Phonon coherences reveal the polaronic character of excitons in two-dimensional lead-halide perovskites

• Published in: arXiv.org
• Main Authors: Thouin, Félix, Valverde Chávez, David A, Quarti, Claudio, Cortecchia, Daniele, Bargigia, Ilaria, Beljonne, David, Petrozza, Annamaria, Silva, Carlos, Ajay Ram Srimath Kandada
• Format: Paper Journal Article
• Language: English
• Published: Ithaca Cornell University Library, arXiv.org 15.06.2019
• Subjects: Chemical bonds; Coupling (molecular); Covalent bonds; Crystal lattices; Current carriers; Density functional theory; Excitons; Lattice vibration; Organic semiconductors; Perovskites; Phonons; Physics - Chemical Physics; Physics - Materials Science; Raman spectroscopy; Semiconductor crystals; Semiconductor materials; Softness
• ISSN: 2331-8422
• DOI: 10.48550/arxiv.1807.10539

Hybrid organic-inorganic semiconductors feature complex lattice dynamics due to the ionic character of the crystal and the softness arising from non-covalent bonds between molecular moieties and the inorganic network. Here we establish that such dynamic structural complexity in a prototypical two-dimensional lead iodide perovskite gives rise to the coexistence of diverse excitonic resonances, each with a distinct degree of polaronic character.

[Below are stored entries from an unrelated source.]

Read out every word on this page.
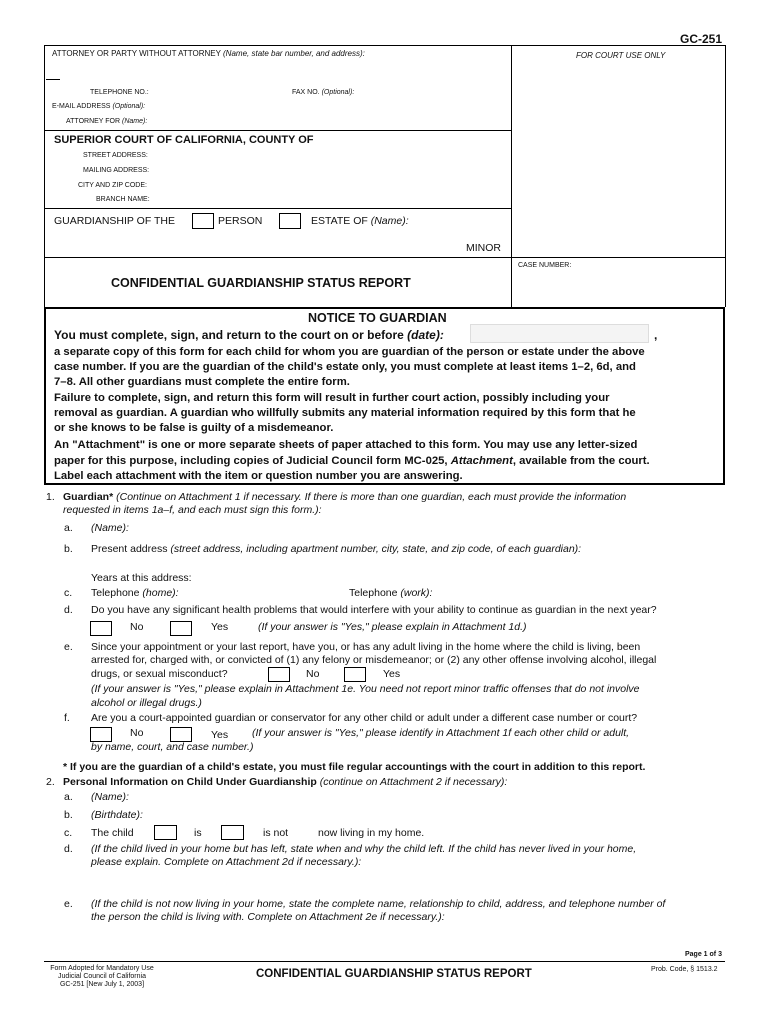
GC-251
ATTORNEY OR PARTY WITHOUT ATTORNEY (Name, state bar number, and address):	FOR COURT USE ONLY
TELEPHONE NO.:	FAX NO. (Optional):
E-MAIL ADDRESS (Optional):
ATTORNEY FOR (Name):
SUPERIOR COURT OF CALIFORNIA, COUNTY OF
STREET ADDRESS:
MAILING ADDRESS:
CITY AND ZIP CODE:
BRANCH NAME:
GUARDIANSHIP OF THE	PERSON	ESTATE OF (Name):
MINOR
CASE NUMBER:
CONFIDENTIAL GUARDIANSHIP STATUS REPORT
NOTICE TO GUARDIAN
You must complete, sign, and return to the court on or before (date):	,
a separate copy of this form for each child for whom you are guardian of the person or estate under the above
case number. If you are the guardian of the child's estate only, you must complete at least items 1–2, 6d, and
7–8. All other guardians must complete the entire form.
Failure to complete, sign, and return this form will result in further court action, possibly including your
removal as guardian. A guardian who willfully submits any material information required by this form that he
or she knows to be false is guilty of a misdemeanor.
An "Attachment" is one or more separate sheets of paper attached to this form. You may use any letter-sized
paper for this purpose, including copies of Judicial Council form MC-025, Attachment, available from the court.
Label each attachment with the item or question number you are answering.
1. Guardian* (Continue on Attachment 1 if necessary. If there is more than one guardian, each must provide the information
requested in items 1a–f, and each must sign this form.):
a. (Name):
b. Present address (street address, including apartment number, city, state, and zip code, of each guardian):
Years at this address:
c. Telephone (home):	Telephone (work):
d. Do you have any significant health problems that would interfere with your ability to continue as guardian in the next year?
No	Yes	(If your answer is "Yes," please explain in Attachment 1d.)
e. Since your appointment or your last report, have you, or has any adult living in the home where the child is living, been
arrested for, charged with, or convicted of (1) any felony or misdemeanor; or (2) any other offense involving alcohol, illegal
drugs, or sexual misconduct?	No	Yes
(If your answer is "Yes," please explain in Attachment 1e. You need not report minor traffic offenses that do not involve
alcohol or illegal drugs.)
f. Are you a court-appointed guardian or conservator for any other child or adult under a different case number or court?
No	Yes (If your answer is "Yes," please identify in Attachment 1f each other child or adult,
by name, court, and case number.)
* If you are the guardian of a child's estate, you must file regular accountings with the court in addition to this report.
2. Personal Information on Child Under Guardianship (continue on Attachment 2 if necessary):
a. (Name):
b. (Birthdate):
c. The child	is	is not	now living in my home.
d. (If the child lived in your home but has left, state when and why the child left. If the child has never lived in your home,
please explain. Complete on Attachment 2d if necessary.):
e. (If the child is not now living in your home, state the complete name, relationship to child, address, and telephone number of
the person the child is living with. Complete on Attachment 2e if necessary.):
Page 1 of 3
Form Adopted for Mandatory Use
Judicial Council of California
GC-251 [New July 1, 2003]
CONFIDENTIAL GUARDIANSHIP STATUS REPORT	Prob. Code, § 1513.2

By means of high-resolution resonant impulsive stimulated Raman spectroscopy, we identify vibrational wavepacket dynamics that evolve along different configurational coordinates for distinct excitons and photocarriers. Employing density functional theory calculations, we assign the observed coherent vibrational modes to various low-frequency (\(\lesssim 50\)\,cm\(^{-1}\)) optical phonons involving motion in the lead-iodide layers. We thus conclude that different excitons induce specific lattice reorganizations, which are signatures of polaronic binding. This insight on the energetic/configurational landscape involving globally neutral primary photoexcitations may be relevant to a broader class of emerging hybrid semiconductor materials.